Dossier La RSE dans les banques

Les DRH ont de la ressource

le 12/01/2012 L'AGEFI Hebdo

Les établissements financiers agissent sur trois leviers : la parité, le handicap et la diversité.

Les directions des ressources humaines (DRH) sont mobilisées autour de la responsabilité sociale et environnementale (RSE), qu’elles veulent traduire à travers des mesures concrètes. Parmi elles figure l’égalité hommes-femmes. Selon le baromètre sur la mixité de Capitalcom, Société Générale, BNP Paribas et Crédit Agricole font partie du cercle très fermé des sept entreprises du CAC 40 employant plus de femmes que d'hommes.
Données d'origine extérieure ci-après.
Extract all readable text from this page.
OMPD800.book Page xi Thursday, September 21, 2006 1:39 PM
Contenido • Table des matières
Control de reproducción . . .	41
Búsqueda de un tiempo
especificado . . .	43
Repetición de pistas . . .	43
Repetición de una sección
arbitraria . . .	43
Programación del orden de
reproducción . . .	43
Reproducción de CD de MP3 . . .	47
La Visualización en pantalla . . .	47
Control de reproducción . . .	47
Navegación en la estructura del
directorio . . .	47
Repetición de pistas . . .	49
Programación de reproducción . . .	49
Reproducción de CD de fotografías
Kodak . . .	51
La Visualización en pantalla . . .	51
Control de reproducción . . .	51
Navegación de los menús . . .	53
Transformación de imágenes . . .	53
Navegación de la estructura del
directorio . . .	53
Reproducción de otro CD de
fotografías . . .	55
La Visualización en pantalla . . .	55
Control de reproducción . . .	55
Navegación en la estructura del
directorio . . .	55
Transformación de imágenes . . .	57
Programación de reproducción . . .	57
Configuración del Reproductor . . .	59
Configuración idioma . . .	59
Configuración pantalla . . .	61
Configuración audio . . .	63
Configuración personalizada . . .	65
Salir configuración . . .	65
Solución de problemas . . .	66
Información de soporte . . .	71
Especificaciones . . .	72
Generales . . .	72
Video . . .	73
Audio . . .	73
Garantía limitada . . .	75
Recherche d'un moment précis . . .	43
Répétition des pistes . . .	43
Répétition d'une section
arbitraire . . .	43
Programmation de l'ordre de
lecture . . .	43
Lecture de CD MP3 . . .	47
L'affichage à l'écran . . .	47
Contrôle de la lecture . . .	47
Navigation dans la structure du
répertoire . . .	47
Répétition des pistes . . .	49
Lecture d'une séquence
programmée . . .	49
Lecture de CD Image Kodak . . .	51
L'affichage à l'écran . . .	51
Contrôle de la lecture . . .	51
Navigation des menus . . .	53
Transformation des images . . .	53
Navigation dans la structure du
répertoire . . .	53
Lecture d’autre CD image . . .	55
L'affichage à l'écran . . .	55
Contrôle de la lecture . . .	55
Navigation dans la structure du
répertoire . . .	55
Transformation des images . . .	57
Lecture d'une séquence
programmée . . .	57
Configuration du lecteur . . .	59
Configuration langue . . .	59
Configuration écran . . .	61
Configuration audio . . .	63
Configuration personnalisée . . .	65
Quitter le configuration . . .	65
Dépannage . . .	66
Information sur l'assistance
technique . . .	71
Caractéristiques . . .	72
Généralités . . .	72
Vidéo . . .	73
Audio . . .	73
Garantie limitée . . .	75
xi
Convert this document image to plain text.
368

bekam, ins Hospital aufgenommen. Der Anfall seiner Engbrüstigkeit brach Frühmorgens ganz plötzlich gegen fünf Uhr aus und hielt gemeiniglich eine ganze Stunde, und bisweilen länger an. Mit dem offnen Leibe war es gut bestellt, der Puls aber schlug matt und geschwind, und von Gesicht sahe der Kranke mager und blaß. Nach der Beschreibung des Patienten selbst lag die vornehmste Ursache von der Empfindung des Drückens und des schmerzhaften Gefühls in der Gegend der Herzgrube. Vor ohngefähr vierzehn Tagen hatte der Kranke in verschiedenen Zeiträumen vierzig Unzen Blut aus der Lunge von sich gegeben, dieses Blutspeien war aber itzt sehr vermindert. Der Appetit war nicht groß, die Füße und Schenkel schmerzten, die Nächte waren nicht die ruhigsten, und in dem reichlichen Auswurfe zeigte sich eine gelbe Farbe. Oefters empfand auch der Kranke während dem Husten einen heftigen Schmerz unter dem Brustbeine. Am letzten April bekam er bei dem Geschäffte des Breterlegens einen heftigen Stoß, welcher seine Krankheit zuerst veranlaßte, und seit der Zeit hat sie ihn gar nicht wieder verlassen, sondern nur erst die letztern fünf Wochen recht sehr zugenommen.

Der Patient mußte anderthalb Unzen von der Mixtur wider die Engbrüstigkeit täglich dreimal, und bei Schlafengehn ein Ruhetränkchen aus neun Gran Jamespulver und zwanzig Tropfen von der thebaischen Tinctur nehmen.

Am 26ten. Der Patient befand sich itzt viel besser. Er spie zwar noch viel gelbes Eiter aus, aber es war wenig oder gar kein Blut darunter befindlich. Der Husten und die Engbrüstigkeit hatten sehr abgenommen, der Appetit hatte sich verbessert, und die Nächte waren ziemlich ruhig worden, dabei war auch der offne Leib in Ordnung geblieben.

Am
Et sur l’encadrement, Société Générale et BPCE font là encore figure de bons élèves avec respectivement 42 % et 36 % de femmes cadres. « Notre objectif est d'atteindre 40 % de femmes cadres d'ici à 2014, en mettant l'accent sur les postes de cadres supérieurs et de dirigeants », précise Lydia David, responsable du département RSE chez BPCE. Pour contribuer à percer le plafond de verre, un guide de la mixité sera distribué, et dans les phases finales de recrutement de cadres, il est d’ores et déjà obligatoire de présenter des candidatures masculines et féminines.

Recours aux entreprises du secteur adapté

L’autre priorité affichée en matière de RSE concerne le handicap. Dans ce domaine, toutes les banques ont en ligne de mire le fameux seuil de 6 % de salariés handicapés imposé depuis 2005. Chez LCL, par exemple, le taux d’emploi de personnes handicapées est de 4 %. « Pour nous rapprocher des 6 %, le dernier accord Handicap signé début 2011 prévoit 70 recrutements sur deux ans, dont 25 en CDI, précise Jacky Deschamps, responsable intégration handicap chez LCL. Pour gagner en efficacité sur le 'sourcing' et les processus de prérecrutement, les deux tiers de ces embauches sont réalisées avec le concours de l'association Handiformabanques et du Centre de formation de la profession bancaire. » Les DRH mettent aussi l’accent sur le maintien dans l’emploi des salariés handicapés. En 2011, LCL a traité 110 dossiers d’aides visuelles et auditives, d’accompagnement à la mobilité réduite, etc. Avec le concours des directions achats, les DRH ont aussi accéléré le recours aux entreprises du secteur adapté, un poste qui a représenté près de 3 millions d’euros chez Société Générale en 2011. « La moitié de la gestion du courrier dans nos agences est assurée par ce type d’entreprises, souligne Richard Ozwald, directeur de la diversité, insertion des jeunes et handicap de la banque. Cet investissement vient d'ailleurs d'être récompensé par un trophée décerné par l'Association des paralysés de France. »

La diversité constitue aussi une priorité sociale pour les DRH. Grâce à son opération « Coup de pouce sur l’insertion », Société Générale a embauché en CDI 60 jeunes issus des quartiers populaires qui n’avaient pas le baccalauréat, auxquels il faut ajouter 40 jeunes diplômés parrainés, puis recrutés, dans le cadre de « Nos quartiers ont des talents ». Un « serious game » de sensibilisation pour les managers devrait aussi voir le jour, ainsi qu’un programme intitulé « Capital Filles ». « Nous allons envoyer, dans des lycées situés dans des zones d’éducation prioritaires, des marraines Société Générale afin de sensibiliser les lycéennes aux métiers de la banque et de les accompagner tout au long de leur scolarité, confie Pao Leng Damy, chef de projet diversité. Celles qui poursuivront leurs études après le bac auront la possibilité de signer un contrat en alternance chez nous. » Et pas question d’abandonner « Citizen Act », le jeu d'entreprise RSE de la banque qui a vu doubler le nombre d'équipes inscrites par rapport à la saison 2010. Non contentes de multiplier les initiatives RH, les banques diffusent aussi leur engagement citoyen hors de leurs murs. Chaque année, Société Générale organise en juin une « semaine de la solidarité » qui offre l’occasion aux 160.000 collaborateurs du groupe dans le monde de s’impliquer dans des projets solidaires variés, qui vont de l’aide à l’enfance en détresse en Afrique à du temps consacré bénévolement à des associations caritatives ou sur des chantiers d'insertion pour nettoyer par exemple les berges de la Seine.